The revised Code sets out more detailed requirements for lenders when dealing with borrowers experiencing arrears and financial difficulties. The most significant provisions in the revised Code are set out below.
Mortgage Arrears Resolution Process (“MARP”)
Lenders must establish a MARP and use this framework when dealing with arrears and pre-arrears customers. The MARP must:
- allow for a flexible approach in the handling of arrears and pre-arrears cases;
- be aimed at assisting the borrower as far as possible in his/her particular circumstances; and
- set out how the lender will implement the five steps of the MARP (see below).
Lenders are required to establish an Arrears Support Unit (“ASU”) and each branch or office of a lender must have at least one person with specific responsibility for dealing with arrears and pre-arrears cases and for liaising with the lender’s ASU in respect of these cases. In this regard, the MARP must set out how the ASU will assess cases referred to it, including the types of alternative repayment measures or any other relief method that may be offered to borrowers by the lender.

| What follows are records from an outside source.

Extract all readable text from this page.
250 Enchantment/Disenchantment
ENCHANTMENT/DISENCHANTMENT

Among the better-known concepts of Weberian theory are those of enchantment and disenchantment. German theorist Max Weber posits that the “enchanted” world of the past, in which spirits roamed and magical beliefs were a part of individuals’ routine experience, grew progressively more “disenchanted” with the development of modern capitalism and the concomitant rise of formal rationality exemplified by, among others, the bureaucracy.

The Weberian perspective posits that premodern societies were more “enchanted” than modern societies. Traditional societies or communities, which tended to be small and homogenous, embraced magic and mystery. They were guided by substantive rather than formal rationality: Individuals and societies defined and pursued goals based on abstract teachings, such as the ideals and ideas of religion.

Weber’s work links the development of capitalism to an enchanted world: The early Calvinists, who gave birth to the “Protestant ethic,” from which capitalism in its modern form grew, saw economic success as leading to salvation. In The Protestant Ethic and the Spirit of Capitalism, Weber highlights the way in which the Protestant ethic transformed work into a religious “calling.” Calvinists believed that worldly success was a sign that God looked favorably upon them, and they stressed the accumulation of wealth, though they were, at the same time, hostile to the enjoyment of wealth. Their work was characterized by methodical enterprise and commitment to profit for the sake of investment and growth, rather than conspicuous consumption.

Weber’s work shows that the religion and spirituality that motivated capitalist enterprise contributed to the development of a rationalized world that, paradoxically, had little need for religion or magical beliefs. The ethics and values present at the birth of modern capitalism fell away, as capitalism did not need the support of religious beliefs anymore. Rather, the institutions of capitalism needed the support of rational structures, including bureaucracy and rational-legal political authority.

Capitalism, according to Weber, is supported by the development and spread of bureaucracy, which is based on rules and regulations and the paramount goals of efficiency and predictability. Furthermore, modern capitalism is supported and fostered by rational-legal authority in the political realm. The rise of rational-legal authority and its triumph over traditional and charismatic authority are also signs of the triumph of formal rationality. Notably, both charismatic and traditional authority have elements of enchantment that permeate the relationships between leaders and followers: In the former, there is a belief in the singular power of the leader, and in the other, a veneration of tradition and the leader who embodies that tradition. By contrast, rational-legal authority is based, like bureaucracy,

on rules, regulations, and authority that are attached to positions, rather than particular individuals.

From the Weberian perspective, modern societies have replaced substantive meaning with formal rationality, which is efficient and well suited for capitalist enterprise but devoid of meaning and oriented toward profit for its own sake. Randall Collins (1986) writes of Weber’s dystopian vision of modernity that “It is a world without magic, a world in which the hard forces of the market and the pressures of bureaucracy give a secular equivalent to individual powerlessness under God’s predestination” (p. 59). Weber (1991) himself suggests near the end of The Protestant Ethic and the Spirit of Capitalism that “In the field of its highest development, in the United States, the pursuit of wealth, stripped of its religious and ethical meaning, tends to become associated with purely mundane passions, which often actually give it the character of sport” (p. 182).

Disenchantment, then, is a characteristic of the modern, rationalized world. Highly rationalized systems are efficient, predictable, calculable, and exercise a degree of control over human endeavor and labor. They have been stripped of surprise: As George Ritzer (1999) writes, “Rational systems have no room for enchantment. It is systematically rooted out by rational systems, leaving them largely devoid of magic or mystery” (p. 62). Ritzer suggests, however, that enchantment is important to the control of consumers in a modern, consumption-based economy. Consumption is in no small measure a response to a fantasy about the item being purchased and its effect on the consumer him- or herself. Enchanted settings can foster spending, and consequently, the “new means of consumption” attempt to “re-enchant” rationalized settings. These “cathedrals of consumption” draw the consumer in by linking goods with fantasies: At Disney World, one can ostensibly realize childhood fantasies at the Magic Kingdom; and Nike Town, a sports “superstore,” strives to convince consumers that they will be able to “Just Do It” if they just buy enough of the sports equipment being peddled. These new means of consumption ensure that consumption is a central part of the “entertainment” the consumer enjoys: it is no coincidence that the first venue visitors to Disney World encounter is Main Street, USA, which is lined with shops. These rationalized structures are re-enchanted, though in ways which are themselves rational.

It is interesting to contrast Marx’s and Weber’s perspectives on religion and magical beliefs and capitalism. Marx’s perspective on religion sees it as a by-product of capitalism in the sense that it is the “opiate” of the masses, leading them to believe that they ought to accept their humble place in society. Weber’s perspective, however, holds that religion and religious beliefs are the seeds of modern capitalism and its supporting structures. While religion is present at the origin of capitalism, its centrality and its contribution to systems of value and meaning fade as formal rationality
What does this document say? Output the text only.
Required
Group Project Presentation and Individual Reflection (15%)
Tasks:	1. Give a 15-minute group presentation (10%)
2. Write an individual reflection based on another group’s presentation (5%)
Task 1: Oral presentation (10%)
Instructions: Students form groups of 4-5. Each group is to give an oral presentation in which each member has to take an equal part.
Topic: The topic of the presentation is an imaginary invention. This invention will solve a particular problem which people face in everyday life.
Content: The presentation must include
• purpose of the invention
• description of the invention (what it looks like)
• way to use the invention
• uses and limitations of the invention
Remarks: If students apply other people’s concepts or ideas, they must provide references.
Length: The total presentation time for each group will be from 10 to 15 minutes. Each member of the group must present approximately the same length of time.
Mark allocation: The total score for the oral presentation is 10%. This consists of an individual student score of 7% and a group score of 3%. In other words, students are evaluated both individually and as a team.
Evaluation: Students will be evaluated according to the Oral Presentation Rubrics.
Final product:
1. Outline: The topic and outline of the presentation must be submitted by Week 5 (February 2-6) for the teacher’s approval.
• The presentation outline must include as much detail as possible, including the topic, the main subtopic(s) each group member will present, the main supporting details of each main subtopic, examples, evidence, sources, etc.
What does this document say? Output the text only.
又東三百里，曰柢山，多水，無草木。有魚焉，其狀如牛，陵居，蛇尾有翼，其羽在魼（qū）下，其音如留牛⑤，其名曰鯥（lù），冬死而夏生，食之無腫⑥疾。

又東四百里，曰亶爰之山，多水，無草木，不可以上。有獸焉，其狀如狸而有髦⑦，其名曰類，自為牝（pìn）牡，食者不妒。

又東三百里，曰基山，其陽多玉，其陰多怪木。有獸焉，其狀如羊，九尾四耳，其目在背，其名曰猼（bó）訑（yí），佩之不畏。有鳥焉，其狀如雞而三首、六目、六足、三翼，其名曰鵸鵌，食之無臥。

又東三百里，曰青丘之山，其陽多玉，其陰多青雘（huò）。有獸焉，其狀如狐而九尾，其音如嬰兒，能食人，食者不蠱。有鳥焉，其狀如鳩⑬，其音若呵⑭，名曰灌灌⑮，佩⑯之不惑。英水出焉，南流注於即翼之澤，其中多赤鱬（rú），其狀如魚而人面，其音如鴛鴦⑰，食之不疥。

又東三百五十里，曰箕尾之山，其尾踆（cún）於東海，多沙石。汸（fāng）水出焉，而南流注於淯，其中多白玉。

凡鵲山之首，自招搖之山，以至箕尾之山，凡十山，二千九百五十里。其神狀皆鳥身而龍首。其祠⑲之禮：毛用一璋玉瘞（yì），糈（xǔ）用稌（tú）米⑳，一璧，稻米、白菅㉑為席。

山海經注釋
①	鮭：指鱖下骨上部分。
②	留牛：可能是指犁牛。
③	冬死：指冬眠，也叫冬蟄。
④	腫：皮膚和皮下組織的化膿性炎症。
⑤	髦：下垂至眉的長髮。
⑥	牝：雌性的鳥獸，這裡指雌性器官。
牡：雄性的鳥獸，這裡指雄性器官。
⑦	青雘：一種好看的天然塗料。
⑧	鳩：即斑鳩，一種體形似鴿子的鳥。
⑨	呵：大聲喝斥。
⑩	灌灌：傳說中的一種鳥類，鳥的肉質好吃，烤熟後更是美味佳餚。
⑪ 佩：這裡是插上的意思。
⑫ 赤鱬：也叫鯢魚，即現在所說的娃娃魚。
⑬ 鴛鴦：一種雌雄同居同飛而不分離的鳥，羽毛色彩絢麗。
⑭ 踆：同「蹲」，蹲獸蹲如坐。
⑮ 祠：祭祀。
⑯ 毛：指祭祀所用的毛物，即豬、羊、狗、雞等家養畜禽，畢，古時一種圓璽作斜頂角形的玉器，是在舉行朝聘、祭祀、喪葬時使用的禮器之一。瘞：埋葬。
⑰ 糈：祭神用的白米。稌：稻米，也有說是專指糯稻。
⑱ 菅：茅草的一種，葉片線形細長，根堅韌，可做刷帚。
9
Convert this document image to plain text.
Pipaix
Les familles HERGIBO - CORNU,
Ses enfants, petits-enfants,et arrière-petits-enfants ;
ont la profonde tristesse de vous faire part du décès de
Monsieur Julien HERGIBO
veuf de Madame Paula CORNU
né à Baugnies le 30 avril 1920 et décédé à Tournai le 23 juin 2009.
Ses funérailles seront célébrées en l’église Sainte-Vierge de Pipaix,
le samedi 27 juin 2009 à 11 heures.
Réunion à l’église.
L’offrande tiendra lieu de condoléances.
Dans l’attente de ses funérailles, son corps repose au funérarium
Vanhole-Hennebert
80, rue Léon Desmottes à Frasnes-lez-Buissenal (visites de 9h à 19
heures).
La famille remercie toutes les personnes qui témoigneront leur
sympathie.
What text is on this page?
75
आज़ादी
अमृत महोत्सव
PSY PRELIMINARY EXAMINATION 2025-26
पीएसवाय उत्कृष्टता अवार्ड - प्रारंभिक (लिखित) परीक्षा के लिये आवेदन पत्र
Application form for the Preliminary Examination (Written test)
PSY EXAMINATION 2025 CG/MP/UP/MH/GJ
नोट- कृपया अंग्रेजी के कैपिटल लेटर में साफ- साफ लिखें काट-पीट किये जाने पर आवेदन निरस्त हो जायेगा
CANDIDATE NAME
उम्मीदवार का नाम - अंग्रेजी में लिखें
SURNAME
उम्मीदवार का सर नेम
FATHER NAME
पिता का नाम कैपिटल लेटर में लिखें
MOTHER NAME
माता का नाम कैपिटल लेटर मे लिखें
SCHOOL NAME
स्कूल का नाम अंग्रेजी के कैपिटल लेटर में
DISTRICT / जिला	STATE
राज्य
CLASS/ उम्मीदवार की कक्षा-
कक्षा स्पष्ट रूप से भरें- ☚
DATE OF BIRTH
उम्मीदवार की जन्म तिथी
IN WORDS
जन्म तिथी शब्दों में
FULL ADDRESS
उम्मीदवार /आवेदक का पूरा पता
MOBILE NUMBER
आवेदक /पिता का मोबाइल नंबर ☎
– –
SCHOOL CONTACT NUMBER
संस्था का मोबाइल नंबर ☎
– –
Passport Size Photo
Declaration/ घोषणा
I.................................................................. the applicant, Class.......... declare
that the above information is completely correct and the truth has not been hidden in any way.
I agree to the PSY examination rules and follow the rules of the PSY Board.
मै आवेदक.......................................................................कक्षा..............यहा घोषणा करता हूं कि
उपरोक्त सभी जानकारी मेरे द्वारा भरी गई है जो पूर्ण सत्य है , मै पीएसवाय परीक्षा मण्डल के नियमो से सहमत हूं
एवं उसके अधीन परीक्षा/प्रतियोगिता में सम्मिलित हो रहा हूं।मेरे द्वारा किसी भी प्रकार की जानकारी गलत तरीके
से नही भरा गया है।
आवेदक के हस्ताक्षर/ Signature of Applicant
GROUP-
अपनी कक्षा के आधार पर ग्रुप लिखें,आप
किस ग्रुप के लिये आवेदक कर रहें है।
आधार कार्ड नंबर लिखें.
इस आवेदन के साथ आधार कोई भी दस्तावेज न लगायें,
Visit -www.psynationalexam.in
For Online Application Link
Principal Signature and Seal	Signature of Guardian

The Five Steps of the MARP
The MARP must incorporate the following steps as set out in the Code:
Step 1: Communication with Borrowers
Lenders must ensure that communications with borrowers are presented in a clear and consumer-friendly manner and must make available to borrowers an information booklet which provides details on the MARP. Any meetings with borrowers must be conducted in utmost privacy.
Lenders must not initiate more than three unsolicited communications with a borrower, by whatever means, in a calendar month other than correspondence required by the Code or other regulatory requirement.
When arrears arise on a borrower’s mortgage loan account and remain outstanding 31 days from the date the arrears arose, a lender must:
- inform each borrower and any guarantor on the mortgage, unless the mortgage loan contract explicitly prohibits such information to be given to the guarantor, of the status of the account in writing, within 3 working days. The letter must include the following information:
- the date the mortgage fell into arrears;
- the number and total amount of full or partial payments missed;
- the monetary amount of the arrears to date;
- confirmation that the lender is treating the borrower’s situation as a MARP case;
- the importance of the borrower co-operating with the lender during the MARP process and notification that, if co-operation ceases, the protections of the MARP no longer apply and that the lender may start legal proceedings for repossession;
- a statement that fees, charges and surcharge interest in relation to the arrears will apply, where the borrower does not co-operate with the lender;
- details of any fees and charges in relation to the arrears that may be applied if the borrower does not co-operate with the lender;
- a general statement about the impact of missed mortgage repayments and repossession on the borrower’s credit rating; and
- provide the borrower with the information booklet on the MARP.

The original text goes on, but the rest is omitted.